Indonesia sebagai bangsa yang dikenal
mempunyai kultur moderat, santun dan sangat ramah pada siapapun, sehingga
implikasinya masyarakat bangsa Indonesia terkadang kurang mampu memproteksi dan
membendung arus budaya yang masuk melalui berbagai media, baik cetak maupun
elektronik. Pengaruh negatif
salah
satu contohnya, telah berhasil menjangkiti masyarakat Indonesia terlebih
generasi muda (baca: pelajar). Kenakalan remaja termasuk di dalamnya pelajar seperti sex bebas, penggunaan NAPZA, tawuran, Married
by Accident (MBA), serta berbagai bentuk kenakalan remaja lainnya,
seolah-olah seperti hal yang biasa dan sudah bukan hal yang aneh lagi di tengah
masyarakat sekarang ini. Selain fakta dekandensi moral, isu radikalisme juga
telah menjangkiti pelajar. Pengaruh
kaum Islam puritan telah
masuk melalui lembaga-lembaga pendidikan
dan sekolah-sekolah. Dua hal tersebut yakni dekadensi moral dan
radikalisme merupakan tantangan terbesar IPNU- IPPNU hari ini dan ke depan.
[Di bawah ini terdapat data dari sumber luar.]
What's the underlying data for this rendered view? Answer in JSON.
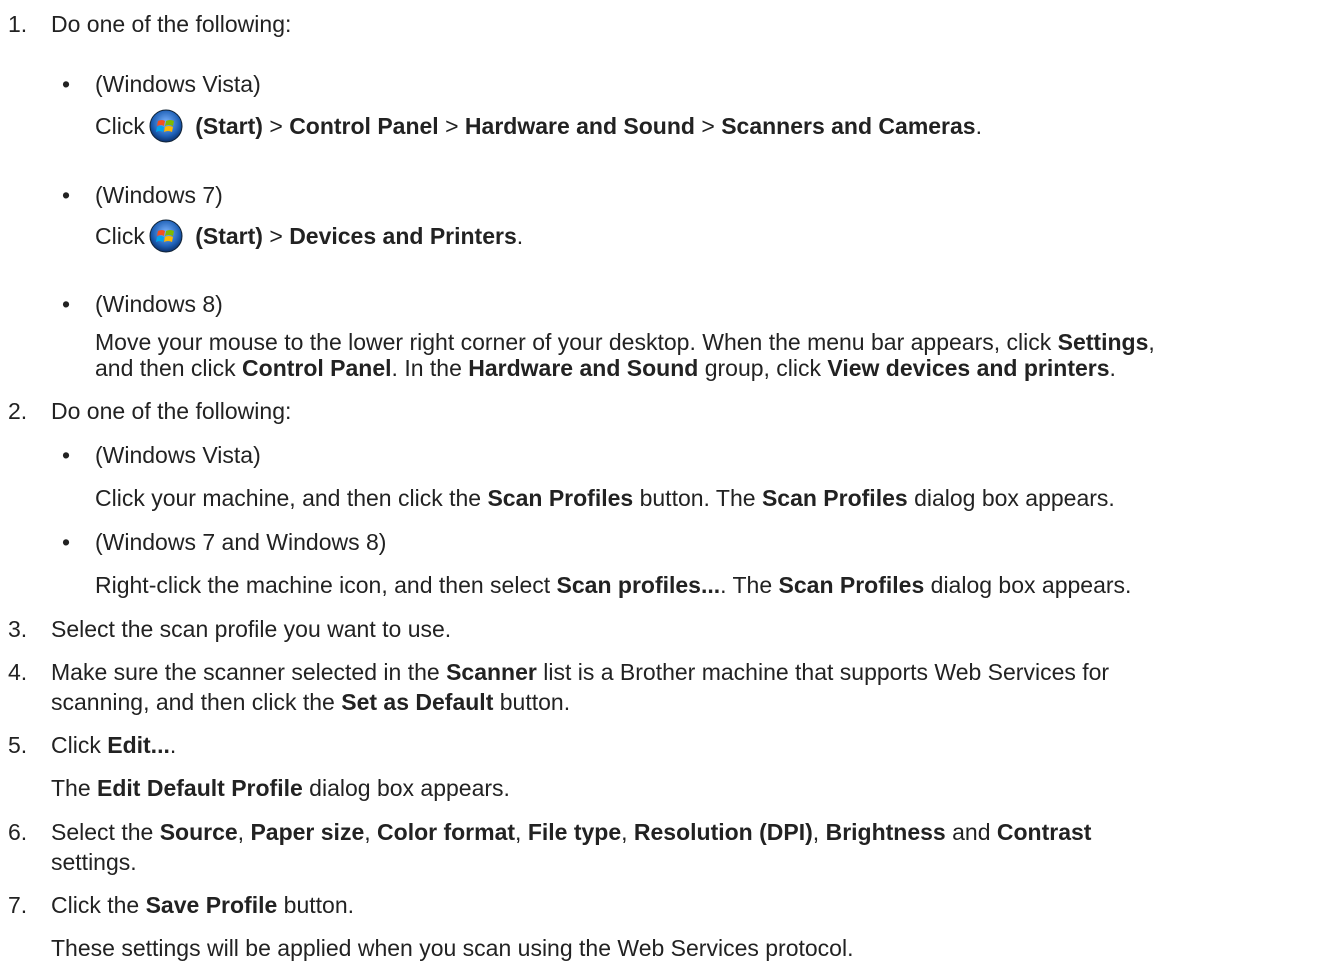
{
  "steps": [
    {
      "number": "1.",
      "text": "Do one of the following:",
      "options": [
        {
          "label": "(Windows Vista)",
          "detail": {
            "click": "Click",
            "start": "(Start)",
            "sep1": ">",
            "control_panel": "Control Panel",
            "sep2": ">",
            "hardware_sound": "Hardware and Sound",
            "sep3": ">",
            "scanners_cameras": "Scanners and Cameras",
            "end": "."
          }
        },
        {
          "label": "(Windows 7)",
          "detail": {
            "click": "Click",
            "start": "(Start)",
            "sep1": ">",
            "devices_printers": "Devices and Printers",
            "end": "."
          }
        },
        {
          "label": "(Windows 8)",
          "detail": {
            "t1": "Move your mouse to the lower right corner of your desktop. When the menu bar appears, click",
            "settings": "Settings",
            "t2": ",",
            "t3": "and then click",
            "control_panel": "Control Panel",
            "t4": ". In the",
            "hardware_sound": "Hardware and Sound",
            "t5": "group, click",
            "view_devices": "View devices and printers",
            "t6": "."
          }
        }
      ]
    },
    {
      "number": "2.",
      "text": "Do one of the following:",
      "options": [
        {
          "label": "(Windows Vista)",
          "detail": {
            "t1": "Click your machine, and then click the",
            "scan_profiles_btn": "Scan Profiles",
            "t2": "button. The",
            "scan_profiles_dlg": "Scan Profiles",
            "t3": "dialog box appears."
          }
        },
        {
          "label": "(Windows 7 and Windows 8)",
          "detail": {
            "t1": "Right-click the machine icon, and then select",
            "scan_profiles_menu": "Scan profiles...",
            "t2": ". The",
            "scan_profiles_dlg": "Scan Profiles",
            "t3": "dialog box appears."
          }
        }
      ]
    },
    {
      "number": "3.",
      "text": "Select the scan profile you want to use."
    },
    {
      "number": "4.",
      "t1": "Make sure the scanner selected in the",
      "scanner": "Scanner",
      "t2": "list is a Brother machine that supports Web Services for",
      "t3": "scanning, and then click the",
      "set_default": "Set as Default",
      "t4": "button."
    },
    {
      "number": "5.",
      "t1": "Click",
      "edit": "Edit...",
      "t2": ".",
      "t3": "The",
      "edit_default": "Edit Default Profile",
      "t4": "dialog box appears."
    },
    {
      "number": "6.",
      "t1": "Select the",
      "source": "Source",
      "c1": ",",
      "paper_size": "Paper size",
      "c2": ",",
      "color_format": "Color format",
      "c3": ",",
      "file_type": "File type",
      "c4": ",",
      "resolution": "Resolution (DPI)",
      "c5": ",",
      "brightness": "Brightness",
      "and": "and",
      "contrast": "Contrast",
      "t2": "settings."
    },
    {
      "number": "7.",
      "t1": "Click the",
      "save_profile": "Save Profile",
      "t2": "button.",
      "t3": "These settings will be applied when you scan using the Web Services protocol."
    }
  ],
  "bullet_char": "•",
  "icons": {
    "start_button": "windows-start-orb-icon"
  }
}
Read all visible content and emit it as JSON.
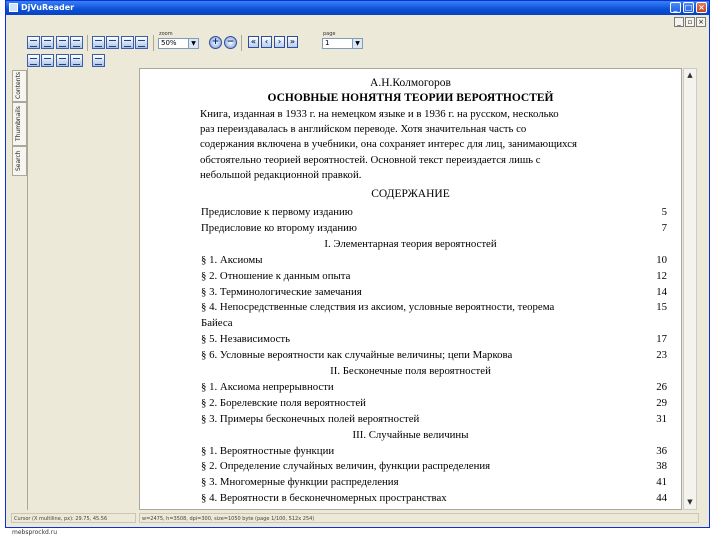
{
  "app": {
    "title": "DjVuReader"
  },
  "toolbar": {
    "zoom_label": "zoom",
    "zoom_value": "50%",
    "page_label": "page",
    "page_value": "1"
  },
  "sidebar": {
    "tabs": [
      "Contents",
      "Thumbnails",
      "Search"
    ]
  },
  "document": {
    "author": "А.Н.Колмогоров",
    "title": "ОСНОВНЫЕ НОНЯТНЯ ТЕОРИИ ВЕРОЯТНОСТЕЙ",
    "paragraph_lines": [
      "Книга, изданная в 1933 г. на немецком языке и в 1936 г. на русском, несколько",
      "раз переиздавалась в английском переводе. Хотя значительная часть со",
      "содержания включена в учебники, она сохраняет интерес для лиц, занимающихся",
      "обстоятельно теорией вероятностей. Основной текст переиздается лишь с",
      "небольшой редакционной правкой."
    ],
    "contents_heading": "СОДЕРЖАНИЕ",
    "toc": [
      {
        "text": "Предисловие к первому изданию",
        "page": "5"
      },
      {
        "text": "Предисловие ко второму изданию",
        "page": "7"
      },
      {
        "part": "I. Элементарная теория вероятностей"
      },
      {
        "text": "§ 1. Аксиомы",
        "page": "10"
      },
      {
        "text": "§ 2. Отношение к данным опыта",
        "page": "12"
      },
      {
        "text": "§ 3. Терминологические замечания",
        "page": "14"
      },
      {
        "text": "§ 4. Непосредственные следствия из аксиом, условные вероятности, теорема",
        "page": "15"
      },
      {
        "text": "Байеса",
        "page": ""
      },
      {
        "text": "§ 5. Независимость",
        "page": "17"
      },
      {
        "text": "§ 6. Условные вероятности как случайные величины; цепи Маркова",
        "page": "23"
      },
      {
        "part": "II. Бесконечные поля вероятностей"
      },
      {
        "text": "§ 1. Аксиома непрерывности",
        "page": "26"
      },
      {
        "text": "§ 2. Борелевские поля вероятностей",
        "page": "29"
      },
      {
        "text": "§ 3. Примеры бесконечных полей вероятностей",
        "page": "31"
      },
      {
        "part": "III. Случайные величины"
      },
      {
        "text": "§ 1. Вероятностные функции",
        "page": "36"
      },
      {
        "text": "§ 2. Определение случайных величин, функции распределения",
        "page": "38"
      },
      {
        "text": "§ 3. Многомерные функции распределения",
        "page": "41"
      },
      {
        "text": "§ 4. Вероятности в бесконечномерных пространствах",
        "page": "44"
      }
    ]
  },
  "statusbar": {
    "left": "Cursor (X multiline, px): 29.75, 45.56",
    "right": "w=2475, h=3508, dpi=300, size=1050 byte (page 1/100, 512x 254)"
  },
  "taskbar": {
    "text": "mebsprockd.ru"
  }
}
Maka dari itu, IPNU- IPPNU sebagai organisasi
pelajar dibawah naungan NU
selalu
berkomitmen terhadap bangunan dasar empat pilar kebangsaan (Pancasila, UUD
1945, NKRI, dan Bhineka Tunggal Ika), yang bertujuan membangun pelajar yang berwawasan kebangsaan. Juga tetap komitmen dalam
menjaga nilai-nilai Ahlussunnah wal jama’ah seperti toleran, moderat, dan
bersikap adil.
Membingkai Pelajar Berkarakter,
Toleran dan Cinta Damai
Permasalahan radikalisme agama di Indonesia
menjadi tantangan tersendiri bagi IPNU- IPPNU. Sebagai bagian integral dari generasi muda
Indonesia, IPNU- IPPNU mempunyai tanggung jawab yang besar dalam membantu mengatasi
permasalahan bangsa, khususnya di
kalangan pelajar. Dalam menghadapi tantangan radikalisme di kalangan
pelajar, IPNU- IPPNU selalu mengedepankan sikap dasar sesuai dengan Khittah NU 1926
yaitu meliputi cara berfikir, bersikap, dan bertindak. Cara berfikir menurut
IPNU- IPPNU
adalah cara berfikir yang seimbang antara teks keagamaan dan akal (rasionalitas). Teks agama merupakan dasar hukum dalam memahami kehidupan ini dan
untuk memahaminya tentu butuh penafsiran. Penafsiran terhadap teks inilah perlunya akal
pikiran sehingga segala teks
keagamaan tidak ditelan mentah-mentah. Sehingga cara berfikir IPNU- IPPNU merupakan perpaduan yang seimbang antara teks agama dan akal.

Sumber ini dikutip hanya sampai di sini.